The recent gains come in the wake of a string of negative announcements from the Commerce Department and other organizations that monitor the U.S. economy, showing stagnating economic growth, rising unemployment and declining consumer sentiment. Analysts said they believe those factors will guide the central bank's Federal Open Market Committee to lower interest rates.
Fed officials are expected to announce their decision around 2:15 this afternoon. Analysts expect a rate cut of one-quarter of a percentage point from the current 40-year-low level of 1.75 percent. Fed funds futures -- monthly futures contracts that indicate how traders are betting the Fed will act -- are already pricing in a quarter-point cut.
"If the Fed does what is expected, we shouldn't see much of a response in the stock market," said Jeffrey M. Applegate, chief equity analyst at Lehman Brothers. "If they lower rates more than 25 basis points [0.25 of a percentage point], we could see a surge. And if they don't do anything, when people are expecting them to act, there could be a negative response."
Investors will also be watching the results of meetings this week of the European Central Bank and the Bank of England. Both institutions have been more reluctant than the Fed to cut rates in recent months.
Some analysts expressed concern that even a rate cut might not be enough to stimulate the struggling economy. This concern was reflected in the dollar's drop to a three-month low against the euro. "The problem then becomes that there isn't much more left to cut," said Kenneth Safian, head of Safian Investment Research.
The price of 10-year Treasury notes fell slightly on the day but remained relatively steady, reflecting the fact that an interest rate cut was widely anticipated by investors.
Safian said that investors were hoping for a strong showing by Republicans in yesterday's midterm elections.
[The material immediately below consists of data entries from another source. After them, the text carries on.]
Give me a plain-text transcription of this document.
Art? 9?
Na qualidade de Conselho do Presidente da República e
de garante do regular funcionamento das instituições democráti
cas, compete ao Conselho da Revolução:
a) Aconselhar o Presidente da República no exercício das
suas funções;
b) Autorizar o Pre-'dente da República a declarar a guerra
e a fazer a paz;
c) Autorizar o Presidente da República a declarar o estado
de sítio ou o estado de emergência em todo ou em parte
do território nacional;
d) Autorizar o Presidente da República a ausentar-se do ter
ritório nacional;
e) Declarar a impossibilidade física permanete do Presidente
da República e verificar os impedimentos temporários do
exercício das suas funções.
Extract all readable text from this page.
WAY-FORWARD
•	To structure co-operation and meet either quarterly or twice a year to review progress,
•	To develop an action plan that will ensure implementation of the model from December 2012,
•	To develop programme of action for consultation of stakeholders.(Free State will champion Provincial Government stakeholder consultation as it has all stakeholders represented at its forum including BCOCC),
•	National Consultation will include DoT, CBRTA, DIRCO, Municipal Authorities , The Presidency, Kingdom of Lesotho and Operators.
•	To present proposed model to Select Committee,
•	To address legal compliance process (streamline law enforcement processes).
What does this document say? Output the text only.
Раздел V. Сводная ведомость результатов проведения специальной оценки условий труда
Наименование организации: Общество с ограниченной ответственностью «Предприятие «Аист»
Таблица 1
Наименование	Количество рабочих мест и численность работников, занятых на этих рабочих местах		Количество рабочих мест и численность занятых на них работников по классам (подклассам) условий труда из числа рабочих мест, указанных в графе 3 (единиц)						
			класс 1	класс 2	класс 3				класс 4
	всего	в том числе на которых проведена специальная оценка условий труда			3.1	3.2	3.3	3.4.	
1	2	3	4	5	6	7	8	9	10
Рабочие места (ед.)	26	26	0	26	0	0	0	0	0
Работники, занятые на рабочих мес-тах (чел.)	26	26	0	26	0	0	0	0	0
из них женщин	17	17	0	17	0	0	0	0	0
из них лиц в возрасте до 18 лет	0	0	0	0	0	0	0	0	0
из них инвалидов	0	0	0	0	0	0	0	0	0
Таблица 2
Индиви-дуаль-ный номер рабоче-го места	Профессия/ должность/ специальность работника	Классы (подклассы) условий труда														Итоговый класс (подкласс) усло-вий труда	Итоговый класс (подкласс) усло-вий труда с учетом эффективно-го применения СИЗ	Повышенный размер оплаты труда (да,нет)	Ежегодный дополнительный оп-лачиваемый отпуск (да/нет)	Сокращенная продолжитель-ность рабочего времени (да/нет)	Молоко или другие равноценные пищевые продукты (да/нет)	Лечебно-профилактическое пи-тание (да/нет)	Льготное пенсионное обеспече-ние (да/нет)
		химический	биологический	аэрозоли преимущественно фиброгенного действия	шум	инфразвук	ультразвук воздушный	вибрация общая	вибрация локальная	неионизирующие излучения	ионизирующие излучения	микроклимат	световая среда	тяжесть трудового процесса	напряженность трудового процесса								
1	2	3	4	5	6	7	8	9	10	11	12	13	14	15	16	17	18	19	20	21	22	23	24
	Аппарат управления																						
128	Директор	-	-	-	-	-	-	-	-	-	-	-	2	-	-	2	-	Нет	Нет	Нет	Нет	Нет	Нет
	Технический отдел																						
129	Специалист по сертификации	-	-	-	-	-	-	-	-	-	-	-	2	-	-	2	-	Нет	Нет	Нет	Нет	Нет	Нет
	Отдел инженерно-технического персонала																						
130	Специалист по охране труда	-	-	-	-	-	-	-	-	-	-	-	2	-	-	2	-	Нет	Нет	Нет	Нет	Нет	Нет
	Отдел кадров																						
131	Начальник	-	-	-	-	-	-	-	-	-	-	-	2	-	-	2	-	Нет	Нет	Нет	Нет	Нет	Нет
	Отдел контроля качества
Shares of energy, drug, and defense companies, which analysts said would be most likely to benefit from a Republican victory, led yesterday's advances. "Republicans tend to favor tax cuts to stimulate the economy, rather than relying on interest rate cuts," Safian said.
But the worst case, analysts said, would be a repeat of the 2000 presidential elections, where the results were not known until a month after Election Day. "The most important result is a measure of certainty," said Richard E. Cripps, chief equity market strategist at Legg Mason Wood Walker.
* The New York Stock Exchange composite index rose 3.58, to 485.80; the American Stock Exchange index rose 0.47, to 832.64; and the Russell 2000 index of smaller-company stocks fell 0.90, to 386.07.
* Advancing issues outnumbered declining ones by 10 to 9 on the NYSE, where trading volume fell to 1.35 billion shares, from 1.66 billion on Monday. On the Nasdaq, decliners narrowly outnumbered advancers and volume totaled 1.66 billion, down from 2.32 billion.
* The price of the Treasury's 10-year note fell $2.19 per $1,000 invested, and its yield rose to 4.07 percent, from 4.05 percent on Monday.
* The dollar fell against the Japanese yen and the euro. In late New York trading, a dollar bought 121.82 yen, down from 122.31 late Monday, and a euro bought 99.94 cents, up from 99.71.
* Light, sweet crude oil for December delivery settled at $26.14 a barrel, down 81 cents, on the New York Mercantile Exchange.
* Gold for current delivery fell to $318.20 a troy ounce, from $318.30 on Monday, on the New York Mercantile Exchange's Commodity Exchange.